Gap Filler co-founder Coralie Winn says they never envisaged when they first came up with the idea for the Dance-O-Mat that it would still have a place in Christchurch’s city centre 10 years on.

“We thought it might be around for a couple of years at best," she says.

But the joy and quirkiness of being able to put a $2 coin into a washing machine that activates the dance floor’s speakers, lights, and mirror ball has been an irresistible attraction for the thousands of people who have connected their music and danced to their own tunes.

“It’s really shown how a dedicated space for dance can really bring life to the city and be accessible to so many different people.

Prince Charles and the King of the Netherlands have been among those who have boogied on the Dance-O-Mat, as have countless locals and visitors to the city.

“We did question whether it was time to retire it, but it is so well loved and so well used that we knew it had to stay," Ms Winn says. “Ōtautahi is somewhat famous for our Dance-O-Mat. It’s a destination for some people."

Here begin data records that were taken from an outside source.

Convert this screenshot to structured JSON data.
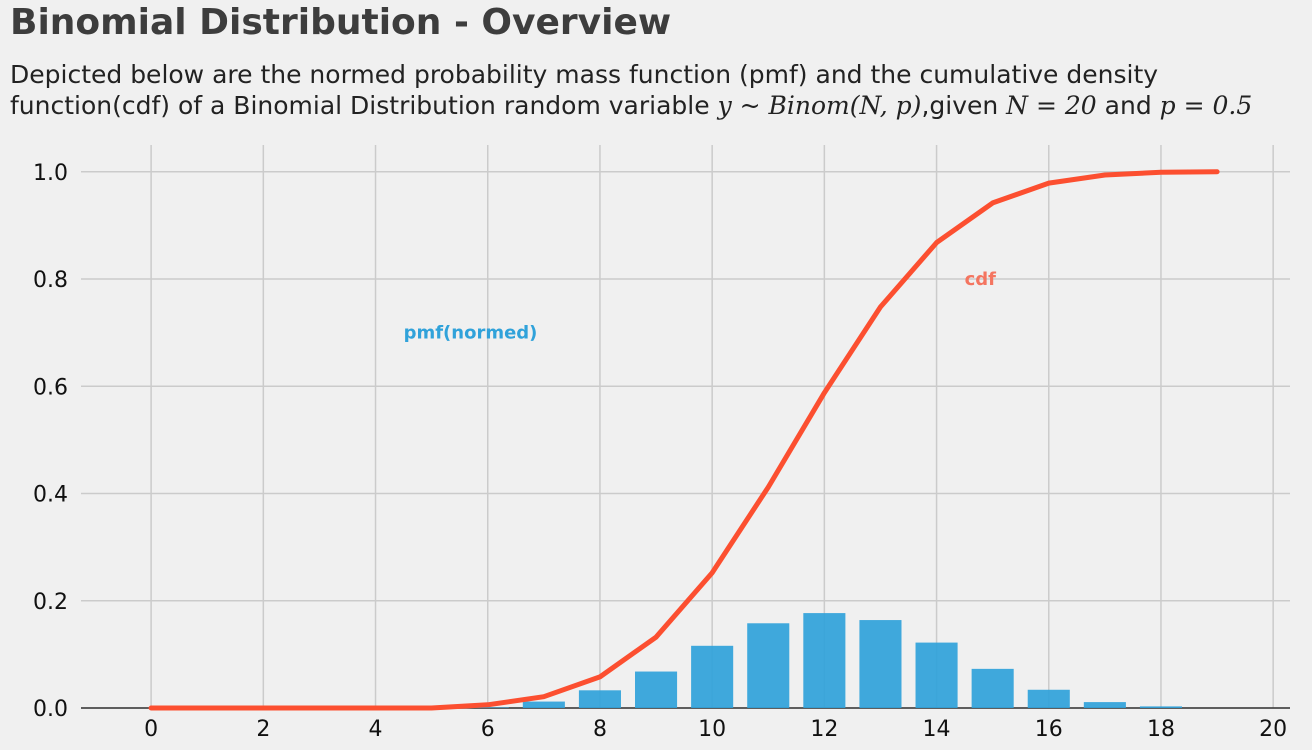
{
  "title": "Binomial Distribution - Overview",
  "subtitle": {
    "line1": "Depicted below are the normed probability mass function (pmf) and the cumulative density",
    "line2_a": " function(cdf) of a Binomial Distribution random variable ",
    "line2_math1": "y ~ Binom(N, p)",
    "line2_b": ",given ",
    "line2_math2": "N = 20",
    "line2_c": " and ",
    "line2_math3": "p = 0.5"
  },
  "colors": {
    "pmf": "#30a2da",
    "cdf": "#fc4f30",
    "cdf_label": "#f47560",
    "grid": "#cbcbcb",
    "background": "#f0f0f0",
    "axis_text": "#111111",
    "baseline": "#333333"
  },
  "chart_data": {
    "type": "bar+line",
    "xlim": [
      -1.25,
      20.3
    ],
    "ylim": [
      0,
      1.05
    ],
    "x_ticks": [
      0,
      2,
      4,
      6,
      8,
      10,
      12,
      14,
      16,
      18,
      20
    ],
    "y_ticks": [
      0.0,
      0.2,
      0.4,
      0.6,
      0.8,
      1.0
    ],
    "x_tick_labels": [
      "0",
      "2",
      "4",
      "6",
      "8",
      "10",
      "12",
      "14",
      "16",
      "18",
      "20"
    ],
    "y_tick_labels": [
      "0.0",
      "0.2",
      "0.4",
      "0.6",
      "0.8",
      "1.0"
    ],
    "grid": true,
    "pmf": {
      "label": "pmf(normed)",
      "label_position": [
        4.5,
        0.7
      ],
      "bar_width": 0.75,
      "x": [
        0,
        1,
        2,
        3,
        4,
        5,
        6,
        7,
        8,
        9,
        10,
        11,
        12,
        13,
        14,
        15,
        16,
        17,
        18,
        19
      ],
      "values": [
        0.0,
        0.0,
        0.0,
        0.0,
        0.0,
        0.0,
        0.001,
        0.012,
        0.033,
        0.068,
        0.116,
        0.158,
        0.177,
        0.164,
        0.122,
        0.073,
        0.034,
        0.011,
        0.003,
        0.0
      ]
    },
    "cdf": {
      "label": "cdf",
      "label_position": [
        14.5,
        0.8
      ],
      "x": [
        0,
        1,
        2,
        3,
        4,
        5,
        6,
        7,
        8,
        9,
        10,
        11,
        12,
        13,
        14,
        15,
        16,
        17,
        18,
        19
      ],
      "values": [
        0.0,
        0.0,
        0.0,
        0.0,
        0.0,
        0.0,
        0.006,
        0.021,
        0.058,
        0.132,
        0.252,
        0.412,
        0.588,
        0.748,
        0.868,
        0.942,
        0.979,
        0.994,
        0.999,
        1.0
      ]
    }
  }
}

The Dance-O-Mat though is showing signs of its age so before it opens in its new Manchester Street location, it is going to get an overhaul.

Gap Filler has launched a crowdfunding campaign to help raise the $25,000 needed to upgrade both the dance floor and the technology used in the Dance-O-Mat and install it at the new site.

“We’re hoping that because the Dance-O-Mat is such a loved feature of the central city that people will be willing to give a little to help pay for the work that needs to be done," Ms Winn says.

People can give money to the Dance-O-Mat through

Friday 11th February 2022 will be the last day the Dance-O-Mat will be at its Gloucester Street location.

Gap Filler anticipates it will take about a month to complete the overhaul of the Dance-O-Mat. It is hoping to reopen it in its new Manchester Street location in mid to late March.

The Christchurch City Council supports Gap Filler with grant funding through the Enliven Place Programme. It supported the original Dance-O-Mat’s build and ongoing maintenance.